On Friday 09 Oct 2015 04:26, Mike Spencer conveyed the following to
alt.os.linux.slackware...
>
That has indeed also already been my impression for many years now.
Now, I myself am of what you could call "an older generation", even
though I wouldn't call myself a developer. I only first came into
contact with "a computer" ─ a hard-diskless TurboDOS machine first, and
a hard-diskless IBM XT clone with PC-DOS 3.30 later ─ when I was already
27 years old. I quickly taught myself how to use the DOS command line,
and when I went back to college at the age of 28, we used Sperry OS/3
(Unix) there on a Unisys minicomputer ─ writing COBOL programs in vi ─
as well as MS-DOS 4.0 (without the pseudo-graphical shell and without
MS-Windows) on white-box machines with an Intel i386.
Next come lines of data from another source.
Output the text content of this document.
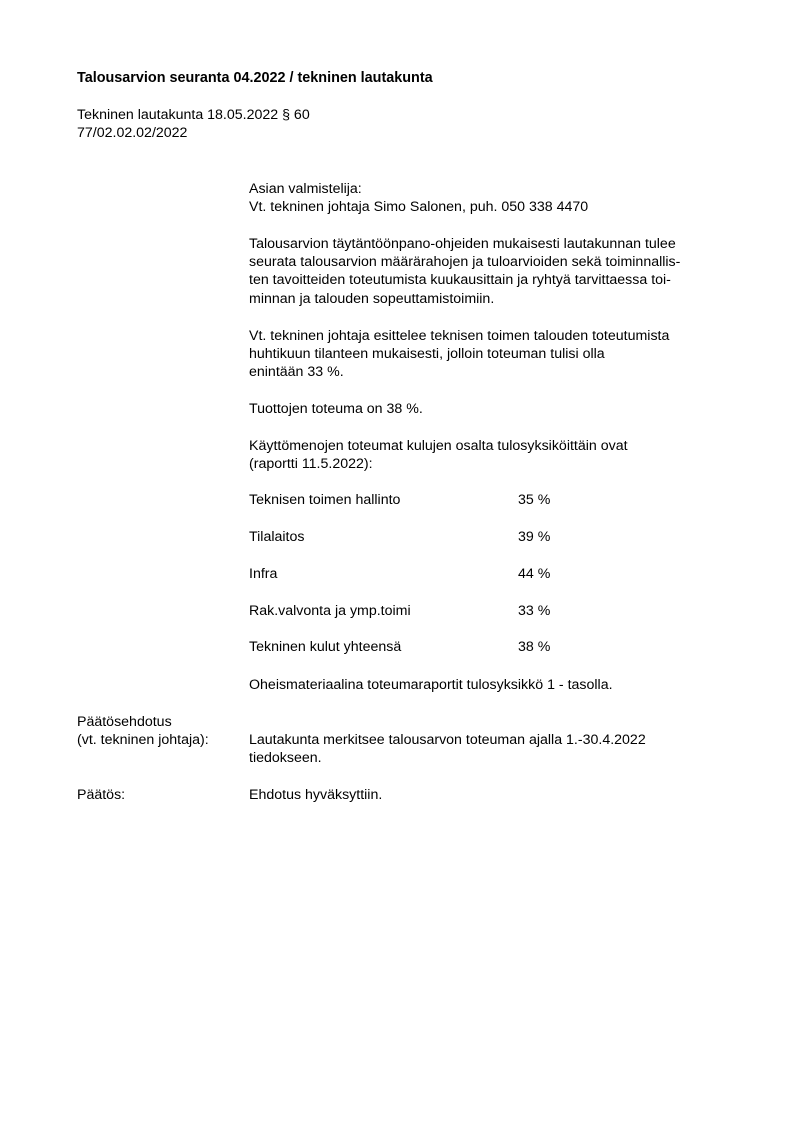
Talousarvion seuranta 04.2022 / tekninen lautakunta
Tekninen lautakunta 18.05.2022 § 60
77/02.02.02/2022
Asian valmistelija:
Vt. tekninen johtaja Simo Salonen, puh. 050 338 4470
Talousarvion täytäntöönpano-ohjeiden mukaisesti lautakunnan tulee
seurata talousarvion määrärahojen ja tuloarvioiden sekä toiminnallis-
ten tavoitteiden toteutumista kuukausittain ja ryhtyä tarvittaessa toi-
minnan ja talouden sopeuttamistoimiin.
Vt. tekninen johtaja esittelee teknisen toimen talouden toteutumista
huhtikuun tilanteen mukaisesti, jolloin toteuman tulisi olla
enintään 33 %.
Tuottojen toteuma on 38 %.
Käyttömenojen toteumat kulujen osalta tulosyksiköittäin ovat
(raportti 11.5.2022):
Teknisen toimen hallinto	35 %
Tilalaitos	39 %
Infra	44 %
Rak.valvonta ja ymp.toimi	33 %
Tekninen kulut yhteensä	38 %
Oheismateriaalina toteumaraportit tulosyksikkö 1 - tasolla.
Päätösehdotus
(vt. tekninen johtaja):	Lautakunta merkitsee talousarvon toteuman ajalla 1.-30.4.2022
tiedokseen.
Päätös:	Ehdotus hyväksyttiin.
When I bought my first own computer ─ a Brother i386 ─ it came with DOS
5.0 and Windows 3.0, but after about six months, I installed OS/2 2.0 on
it, because that's what I thought was the best OS for a standalone PC at
the time, and I found it ridiculous to run DOS on anything more powerful
than an 80286.
I've used OS/2 for over five years, and then I needed a new computer and
I wanted UNIX, but proprietary UNIX was expensive, and GNU/Linux was
still more or less in its infancy, so I settled on using Windows NT 4.0
for two years, and then I discovered GNU/Linux, and I've never looked
back at anything else.
In the meantime however, Microsoft managed to gain the upper hand in the
x86 market ─ via the bundle sales of DOS and Windows 3.x first, then via
Windows 95, 98, and so on. So the newer generation of developers all
grew up in an educational environment where Microsoft was already king
of the hill, regardless of the fact that their software was junk. And
Apple was still somewhat of a niche over here at the time ─ it did very
well in DTP environments, but it wasn't being used for anything else,
really.
As an example, the town where I live has evening school courses for
adults. Among the offer is a course in "Information Technology". And
what do they teach you there? Right: Microsoft Windows, Microsoft
Access, Microsoft Excell, Microsoft Word, and Microsoft PowerPoint. So
if you graduate from that, you get a diploma that says that you're an IT
specialist, but all you really know is how to use MS-Crapware.
The reason I became interested in GNU/Linux was because it's a UNIX-
style operating system, not because I wanted a kitchen sink appliance.
I was interested in the system itself, and after two years of NT ─
which, on a standalone computer, not connected to anything else, isn't
all that bad _as a toy_ ─ I wanted something that I could tinker with
and customize to my liking. Something that was truly multiuser and
multitasking.
From the first moment on that I installed GNU/Linux, I was hooked on it,
but the fact that it was Free & Open Source Software made it even more
interesting, because I had not really been familiar with that
philosophy, having only used proprietary/corporate software before.
I reside in a great many GNU/Linux-specific Usenet newsgroups, but the
ungratefulness and ineptitude of many of the newbies in most of these
groups is extremely frustrating. They won't read man pages, they won't
use the command line, and they get lost even in the graphical user
interface, or the graphical installers.
Edsger Dijkstra used to say "Any student who's been exposed to BASIC is
brain-damaged beyond repair." I would daresay the same thing about any
developer who's ever been exposed to Microsoft Windows. They've got
Microsoft tattooed all over their genes and they can't think of anything
other than that anymore.
There's a reason why UNIX has survived for 45+ years, and that reason is
that it's A Damn Good Design™. And now we've got all these Win-droid
developers joining the community and perverting a fantastic design into
a kitchen sink household appliance for dummies.